Boom di contatti per l'ente garante delle telecomunicazioni. Il presidente Buzzi chiede un aumento di organico. Sempre più i trentini che scelgono la conciliazione

La sede del Corecom

Sempre più trentini si rivolgono al Corecom, il comitato di garanzia per le comunicazioni, per risolvere controversie riguardo a telefonia, tv e internet.

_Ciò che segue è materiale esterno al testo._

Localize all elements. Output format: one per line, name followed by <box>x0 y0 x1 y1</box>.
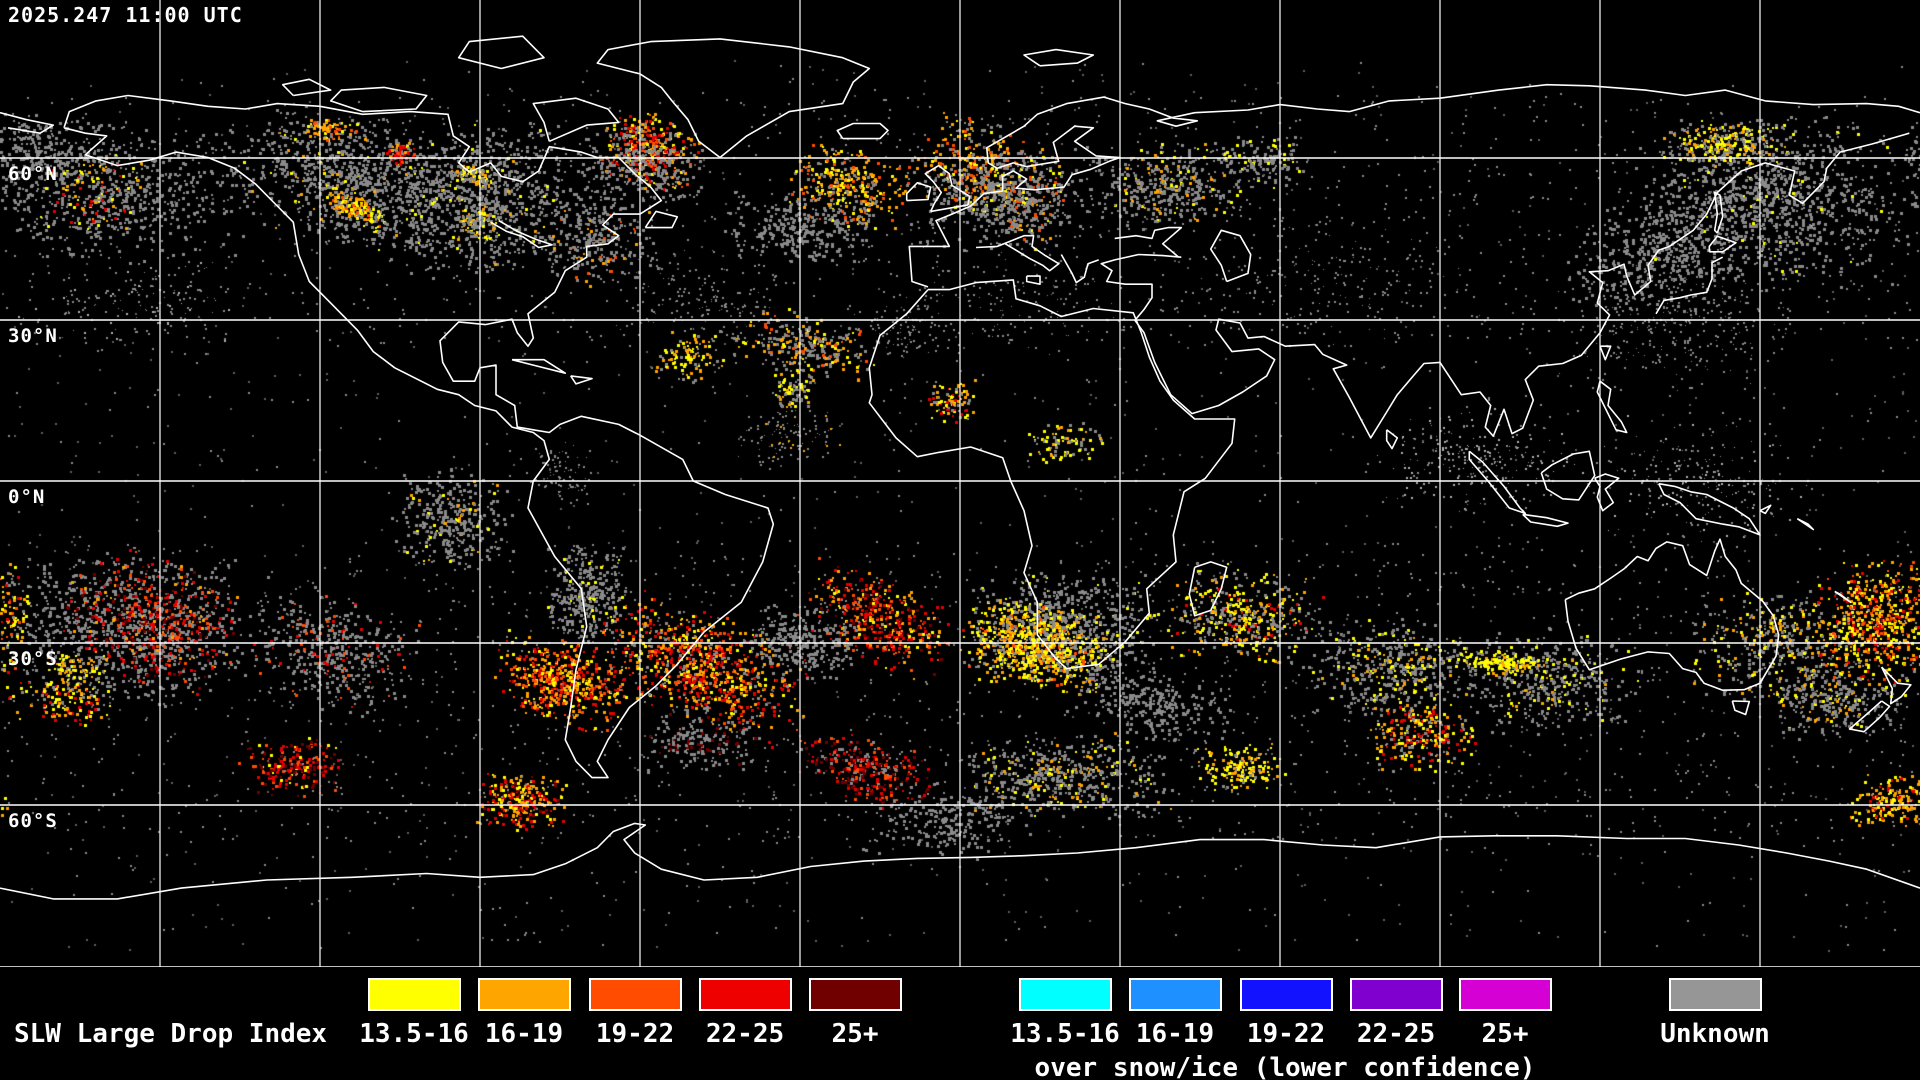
coastline <box>975 234 1060 272</box>
coastline <box>63 94 775 779</box>
legend-range-label: 19-22 <box>1246 1019 1326 1049</box>
coastline <box>0 111 55 134</box>
legend-range-label: 19-22 <box>595 1019 675 1049</box>
legend-swatch-snow-16-19 <box>1129 978 1222 1011</box>
legend-range-label: 22-25 <box>1356 1019 1436 1049</box>
coastline <box>1564 538 1780 691</box>
legend-swatch-clear-16-19 <box>478 978 571 1011</box>
coastline <box>1023 48 1095 67</box>
coastline <box>532 97 620 143</box>
coastline <box>836 122 889 140</box>
legend-range-label: 13.5-16 <box>359 1019 469 1049</box>
legend-swatch-clear-22-25 <box>699 978 792 1011</box>
coastline <box>908 83 1920 288</box>
coastline <box>1209 229 1252 283</box>
timestamp: 2025.247 11:00 UTC <box>8 3 243 27</box>
legend-range-label: 22-25 <box>705 1019 785 1049</box>
coastline <box>1060 254 1099 284</box>
legend-range-label: 16-19 <box>1135 1019 1215 1049</box>
coastline <box>457 35 545 70</box>
latitude-label: 30°S <box>8 648 58 670</box>
legend-title: SLW Large Drop Index <box>14 1019 328 1049</box>
coastline <box>1540 450 1596 501</box>
legend-range-label: 25+ <box>1481 1019 1529 1049</box>
coastline <box>905 182 932 202</box>
coastline <box>1025 275 1041 285</box>
coastline <box>1713 191 1724 234</box>
coastline <box>1731 700 1751 716</box>
coastline <box>281 78 332 97</box>
legend-swatch-snow-19-22 <box>1240 978 1333 1011</box>
coastline <box>1848 700 1891 733</box>
legend-range-label: 25+ <box>831 1019 879 1049</box>
coastline <box>644 210 679 229</box>
legend-swatch-clear-25+ <box>809 978 902 1011</box>
coastline <box>1708 235 1737 253</box>
coastline <box>1599 345 1612 361</box>
legend-snow-ice-caption: over snow/ice (lower confidence) <box>1034 1053 1536 1080</box>
latitude-label: 30°N <box>8 325 58 347</box>
legend-swatch-snow-25+ <box>1459 978 1552 1011</box>
coastline <box>1114 226 1183 258</box>
coastline <box>868 279 1236 670</box>
legend-range-label: 13.5-16 <box>1010 1019 1120 1049</box>
latitude-label: 60°N <box>8 163 58 185</box>
latitude-label: 60°S <box>8 810 58 832</box>
legend-swatch-snow-22-25 <box>1350 978 1443 1011</box>
coastline <box>1880 666 1912 705</box>
latitude-label: 0°N <box>8 486 46 508</box>
coastline <box>1796 517 1815 531</box>
coastline <box>1188 561 1228 617</box>
coastline <box>1468 450 1527 515</box>
coastline <box>0 822 1920 900</box>
coastline <box>1100 132 1910 439</box>
coastline <box>1596 380 1628 434</box>
coastline <box>1759 504 1772 515</box>
coastline <box>1834 590 1852 604</box>
coastline <box>490 219 553 249</box>
legend-swatch-unknown-Unknown <box>1669 978 1762 1011</box>
legend-swatch-clear-13.5-16 <box>368 978 461 1011</box>
coastline <box>1594 473 1620 512</box>
coastline <box>924 164 971 213</box>
coastline <box>596 38 871 159</box>
coastline <box>1655 256 1724 315</box>
legend-swatch-clear-19-22 <box>589 978 682 1011</box>
coastline <box>511 358 567 374</box>
legend-swatch-snow-13.5-16 <box>1019 978 1112 1011</box>
legend-range-label: Unknown <box>1660 1019 1770 1049</box>
coastline <box>329 86 428 113</box>
legend-range-label: 16-19 <box>484 1019 564 1049</box>
grid-and-coastline-layer <box>0 0 1920 967</box>
coastline <box>1657 482 1761 536</box>
coastline <box>1522 513 1569 528</box>
coastline <box>570 375 593 385</box>
coastline <box>1385 429 1399 450</box>
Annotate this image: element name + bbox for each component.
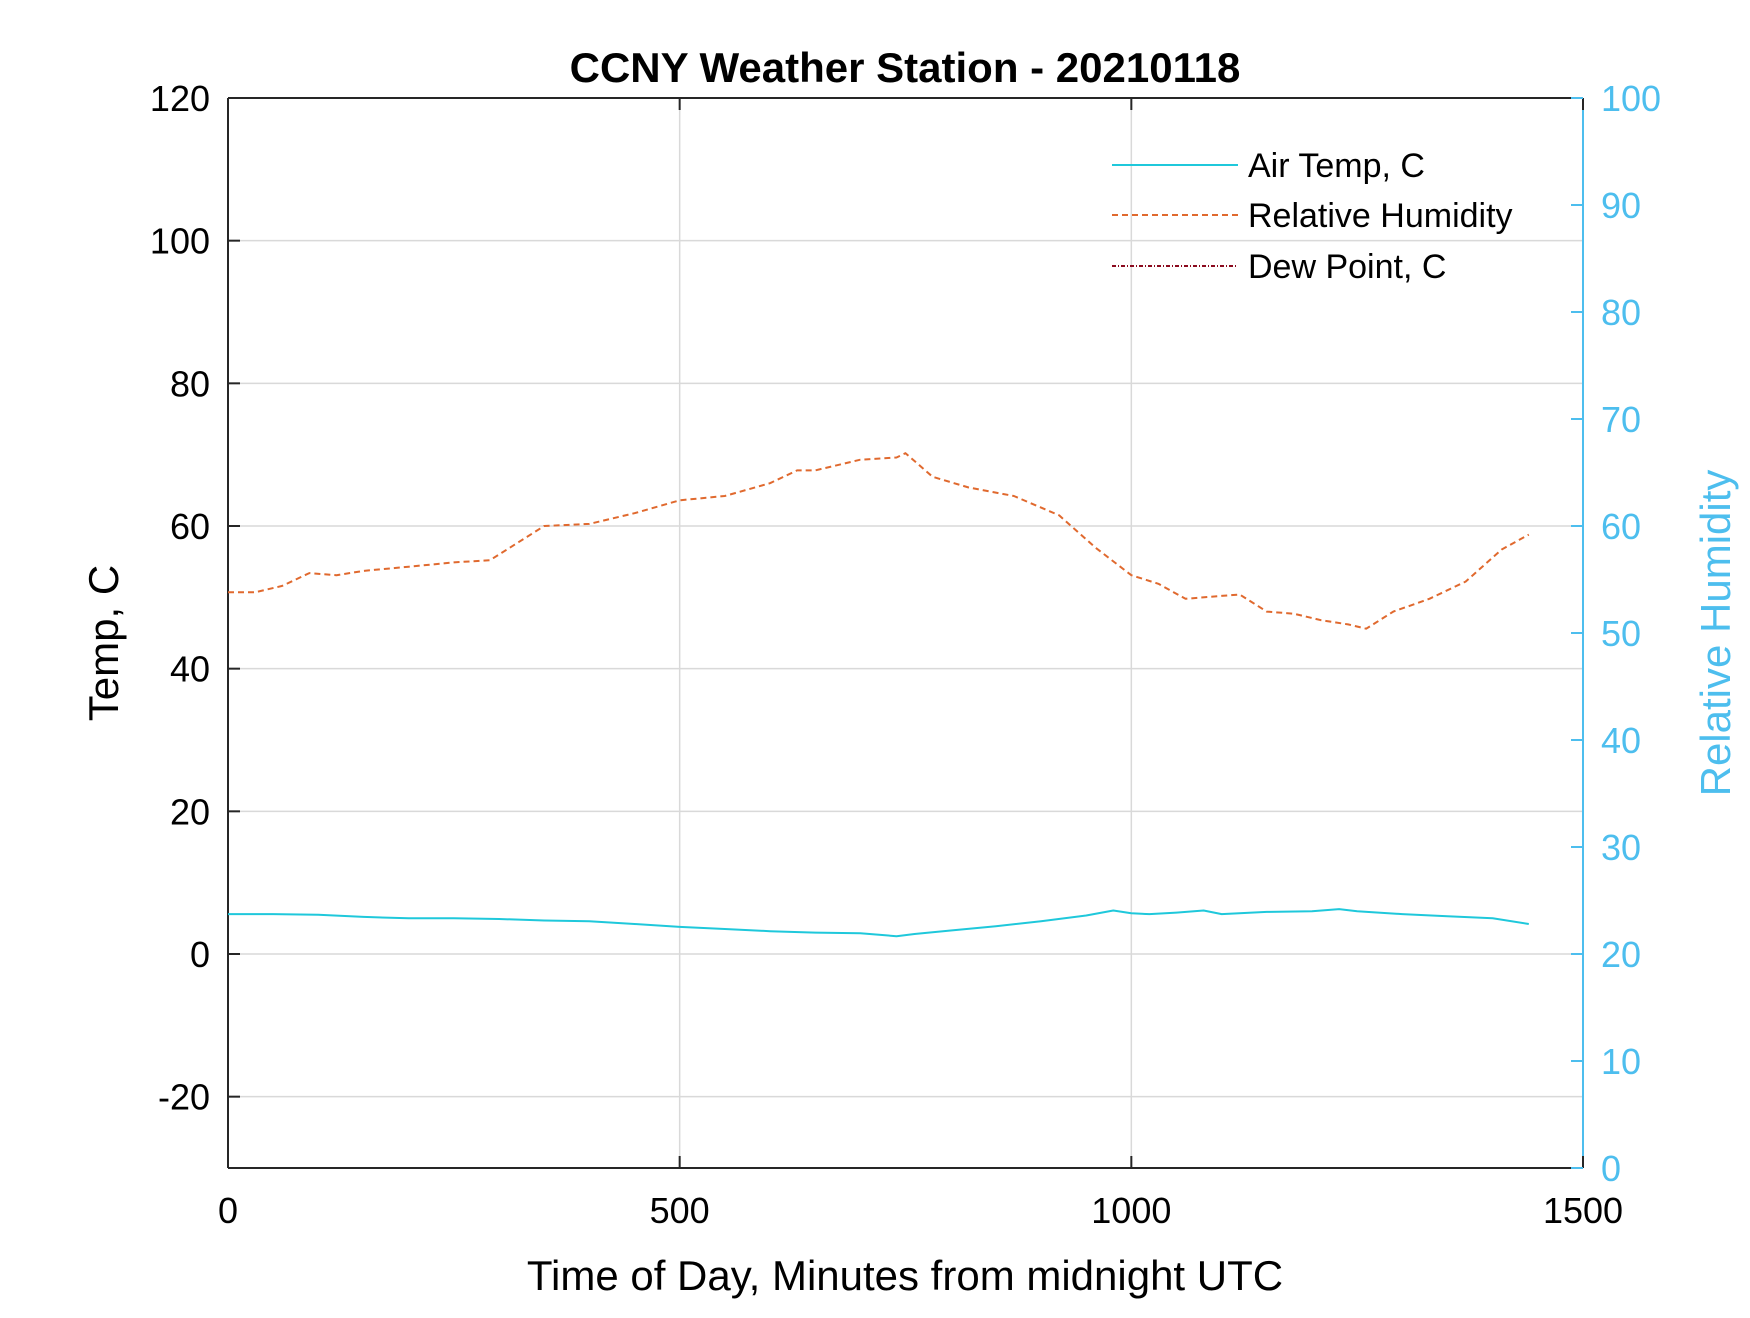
y-left-tick-label: 120 (150, 78, 210, 119)
axes (227, 97, 1584, 1169)
legend-label: Air Temp, C (1248, 147, 1425, 185)
series (228, 452, 1530, 938)
y-left-tick-label: 60 (170, 506, 210, 547)
y-left-tick-label: 20 (170, 791, 210, 832)
series-line (228, 908, 1529, 938)
y-right-tick-label: 100 (1601, 78, 1661, 119)
x-tick-label: 500 (650, 1190, 710, 1231)
x-axis-label: Time of Day, Minutes from midnight UTC (527, 1252, 1283, 1299)
x-tick-label: 1500 (1543, 1190, 1623, 1231)
y-left-tick-label: 80 (170, 363, 210, 404)
chart-title: CCNY Weather Station - 20210118 (570, 44, 1241, 91)
y-right-tick-label: 90 (1601, 185, 1641, 226)
y-left-tick-label: 100 (150, 221, 210, 262)
legend-label: Dew Point, C (1248, 248, 1446, 286)
grid (227, 97, 1584, 1168)
legend: Air Temp, C Relative Humidity Dew Point, C (1112, 147, 1513, 286)
x-tick-label: 0 (218, 1190, 238, 1231)
series-line (228, 452, 1530, 630)
x-tick-label: 1000 (1091, 1190, 1171, 1231)
legend-label: Relative Humidity (1248, 197, 1513, 235)
y-left-tick-label: -20 (158, 1077, 210, 1118)
y-right-tick-label: 30 (1601, 827, 1641, 868)
y-right-tick-label: 80 (1601, 292, 1641, 333)
y-left-tick-label: 40 (170, 649, 210, 690)
y-right-tick-label: 40 (1601, 720, 1641, 761)
y-right-tick-label: 60 (1601, 506, 1641, 547)
ticks: 0 500 1000 1500 -20 0 20 40 60 80 100 120 0 10 20 30 40 5… (150, 78, 1661, 1231)
y-right-tick-label: 10 (1601, 1041, 1641, 1082)
y-right-tick-label: 50 (1601, 613, 1641, 654)
y-left-tick-label: 0 (190, 934, 210, 975)
y-axis-label-right: Relative Humidity (1692, 470, 1739, 797)
y-right-tick-label: 20 (1601, 934, 1641, 975)
y-axis-label-left: Temp, C (80, 565, 127, 721)
y-right-tick-label: 70 (1601, 399, 1641, 440)
y-right-tick-label: 0 (1601, 1148, 1621, 1189)
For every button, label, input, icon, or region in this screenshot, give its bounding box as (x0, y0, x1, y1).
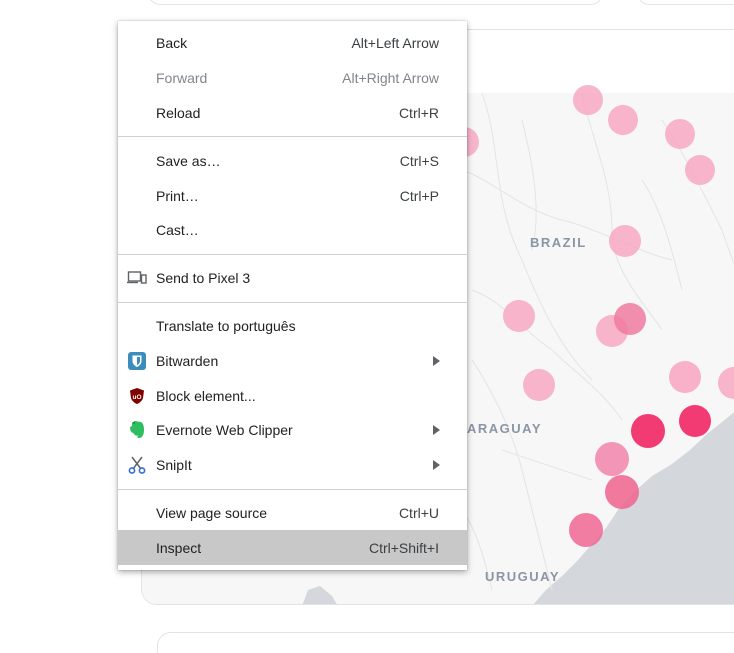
menu-item-view-page-source[interactable]: View page source Ctrl+U (118, 496, 467, 531)
map-marker[interactable] (614, 303, 646, 335)
map-label-paraguay: ARAGUAY (467, 421, 542, 436)
bottom-card (157, 632, 734, 653)
map-marker[interactable] (609, 225, 641, 257)
ublock-icon: uO (127, 386, 147, 406)
menu-item-label: View page source (156, 504, 268, 521)
submenu-arrow-icon (433, 460, 440, 471)
bitwarden-icon (127, 351, 147, 371)
menu-item-label: Cast… (156, 222, 199, 239)
menu-item-inspect[interactable]: Inspect Ctrl+Shift+I (118, 530, 467, 566)
menu-item-shortcut: Alt+Left Arrow (351, 35, 439, 52)
menu-item-label: Evernote Web Clipper (156, 422, 293, 439)
svg-text:uO: uO (132, 394, 141, 401)
map-marker[interactable] (685, 155, 715, 185)
menu-item-bitwarden[interactable]: Bitwarden (118, 343, 467, 378)
submenu-arrow-icon (433, 425, 440, 436)
menu-item-label: Save as… (156, 152, 221, 169)
menu-item-block-element[interactable]: uO Block element... (118, 378, 467, 413)
submenu-arrow-icon (433, 355, 440, 366)
map-marker[interactable] (573, 85, 603, 115)
map-ocean (533, 412, 734, 604)
menu-item-forward: Forward Alt+Right Arrow (118, 61, 467, 96)
map-marker[interactable] (605, 475, 639, 509)
menu-item-save-as[interactable]: Save as… Ctrl+S (118, 143, 467, 178)
map-marker[interactable] (718, 367, 734, 399)
menu-item-translate-to-portugu-s[interactable]: Translate to português (118, 309, 467, 344)
menu-item-reload[interactable]: Reload Ctrl+R (118, 96, 467, 131)
menu-separator (118, 253, 467, 255)
top-card-right (636, 0, 734, 5)
menu-item-label: Inspect (156, 539, 202, 556)
map-marker[interactable] (665, 119, 695, 149)
map-marker[interactable] (631, 414, 665, 448)
map-marker[interactable] (669, 361, 701, 393)
map-marker[interactable] (503, 300, 535, 332)
evernote-icon (127, 420, 147, 440)
menu-separator (118, 136, 467, 138)
menu-separator (118, 301, 467, 303)
menu-item-back[interactable]: Back Alt+Left Arrow (118, 26, 467, 61)
menu-item-shortcut: Ctrl+Shift+I (368, 539, 439, 556)
top-card-left (147, 0, 604, 5)
scissors-icon (127, 455, 147, 475)
menu-item-label: Send to Pixel 3 (156, 270, 251, 287)
menu-item-label: Back (156, 35, 188, 52)
map-marker[interactable] (608, 105, 638, 135)
menu-item-shortcut: Ctrl+R (398, 104, 439, 121)
menu-item-shortcut: Ctrl+U (398, 504, 439, 521)
menu-item-shortcut: Ctrl+P (399, 187, 439, 204)
menu-separator (118, 488, 467, 490)
menu-item-label: Print… (156, 187, 199, 204)
map-borders (441, 92, 734, 591)
menu-item-snipit[interactable]: SnipIt (118, 448, 467, 483)
menu-item-print[interactable]: Print… Ctrl+P (118, 178, 467, 213)
menu-item-label: Block element... (156, 387, 256, 404)
menu-item-cast[interactable]: Cast… (118, 213, 467, 248)
menu-item-shortcut: Ctrl+S (399, 152, 439, 169)
menu-item-evernote-web-clipper[interactable]: Evernote Web Clipper (118, 413, 467, 448)
menu-item-shortcut: Alt+Right Arrow (342, 70, 439, 87)
map-marker[interactable] (595, 442, 629, 476)
map-marker[interactable] (523, 369, 555, 401)
map-markers (449, 85, 734, 547)
context-menu[interactable]: Back Alt+Left Arrow Forward Alt+Right Arrow… (118, 21, 467, 570)
map-marker[interactable] (569, 513, 603, 547)
menu-item-label: Bitwarden (156, 352, 219, 369)
menu-item-label: SnipIt (156, 457, 192, 474)
map-marker[interactable] (679, 405, 711, 437)
menu-item-label: Forward (156, 70, 208, 87)
menu-item-send-to-pixel-3[interactable]: Send to Pixel 3 (118, 261, 467, 296)
menu-item-label: Reload (156, 104, 201, 121)
devices-icon (127, 268, 147, 288)
map-label-uruguay: URUGUAY (485, 569, 560, 584)
map-label-brazil: BRAZIL (530, 235, 587, 250)
map-lagoon (302, 586, 337, 604)
menu-item-label: Translate to português (156, 317, 296, 334)
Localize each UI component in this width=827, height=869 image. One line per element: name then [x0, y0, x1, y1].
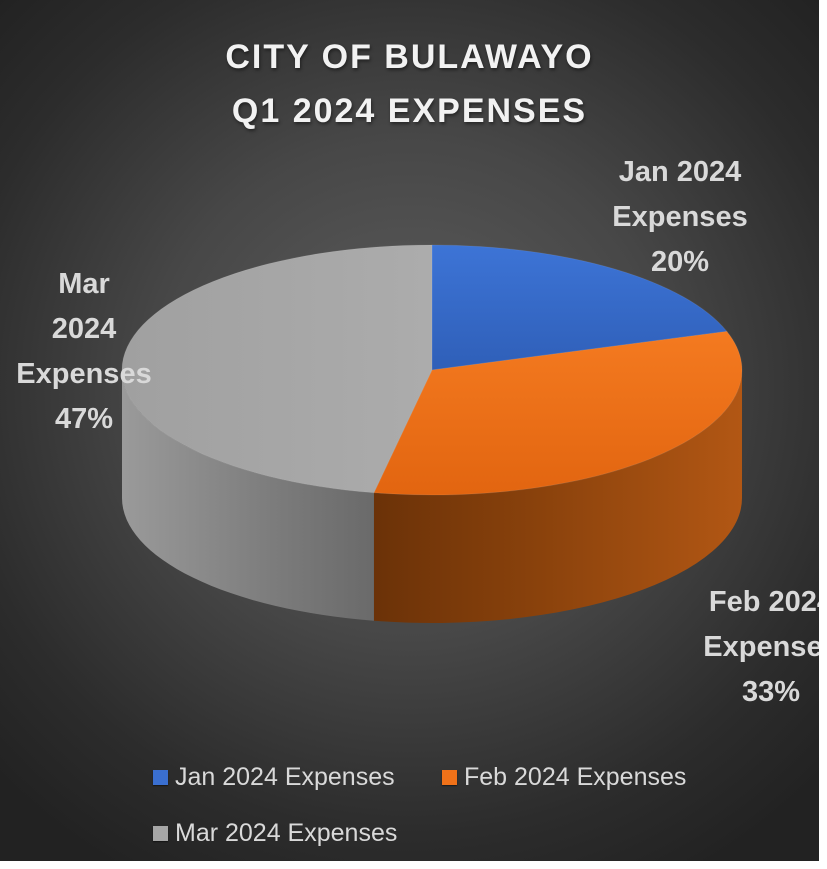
chart-title-line-2: Q1 2024 EXPENSES [231, 92, 588, 130]
pie-slice-feb [373, 330, 743, 496]
data-label-jan-percent: 20% [650, 246, 710, 278]
data-label-mar-percent: 47% [54, 403, 114, 435]
data-label-jan: Jan 2024 Expenses 20% [585, 150, 775, 285]
legend-swatch-mar [153, 826, 168, 841]
data-label-feb: Feb 2024 Expenses 33% [676, 580, 819, 715]
legend-swatch-jan [153, 770, 168, 785]
data-label-jan-line-1: Jan 2024 [618, 156, 742, 188]
legend-label-feb: Feb 2024 Expenses [464, 763, 687, 791]
data-label-mar-line-2: 2024 [51, 313, 117, 345]
data-label-jan-line-2: Expenses [612, 201, 748, 233]
legend-label-jan: Jan 2024 Expenses [175, 763, 395, 791]
pie-slice-mar [121, 244, 433, 494]
legend-item-mar: Mar 2024 Expenses [153, 819, 397, 848]
legend-label-mar: Mar 2024 Expenses [175, 819, 398, 847]
data-label-feb-line-2: Expenses [703, 631, 819, 663]
pie-slice-jan [431, 244, 728, 371]
legend-swatch-feb [442, 770, 457, 785]
data-label-feb-line-1: Feb 2024 [708, 586, 819, 618]
legend-item-jan: Jan 2024 Expenses [153, 763, 395, 792]
data-label-mar-line-3: Expenses [16, 358, 152, 390]
legend-item-feb: Feb 2024 Expenses [442, 763, 686, 792]
data-label-mar-line-1: Mar [58, 268, 110, 300]
pie-slice-side-feb [373, 370, 742, 624]
data-label-feb-percent: 33% [741, 676, 801, 708]
data-label-mar: Mar 2024 Expenses 47% [0, 262, 174, 442]
chart-title-line-1: CITY OF BULAWAYO [225, 38, 594, 76]
pie-slice-side-mar [121, 370, 374, 621]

L'attività negli ultimi sette anni è quasi triplicata (+161%), e l'aumento delle conciliazioni del 2015 è aumentato del 29% rispetto all'anno precedente. I dati sono stati diffusi nell'annuale presentazione del bilancio di attività che si è tenuta oggi presso il palazzo della Provincia.

Nell'arco del 2015 sono stati contabilizzati 8462 contatti e si sono svolte 745 udienze di conciliazione, con una percentuale di accordi andati a buon fine pari al 94,49%. Ma c'è anche un risvolto economico interessante: per effetto e conseguenza diretta delle conciliazioni concluse dal Corecom, è tornata ai cittadini una somma di oltre 380mila euro.

Di fronte ad un aumento così importante dell'attività il presidente del Corecom Carlo Buzzi ha denunciato una situazzione di pianta organica fortemente sottodimensionata rispetto al carico di lavooro del comitato. "Questa situazione caratterizzata dalla precarietà e dall'emergenza", ha detto lanciando un chiaro messaggio al Consiglio provinciale presso il quale è incardinato l'organismo, "appare difficilmente sostenibile".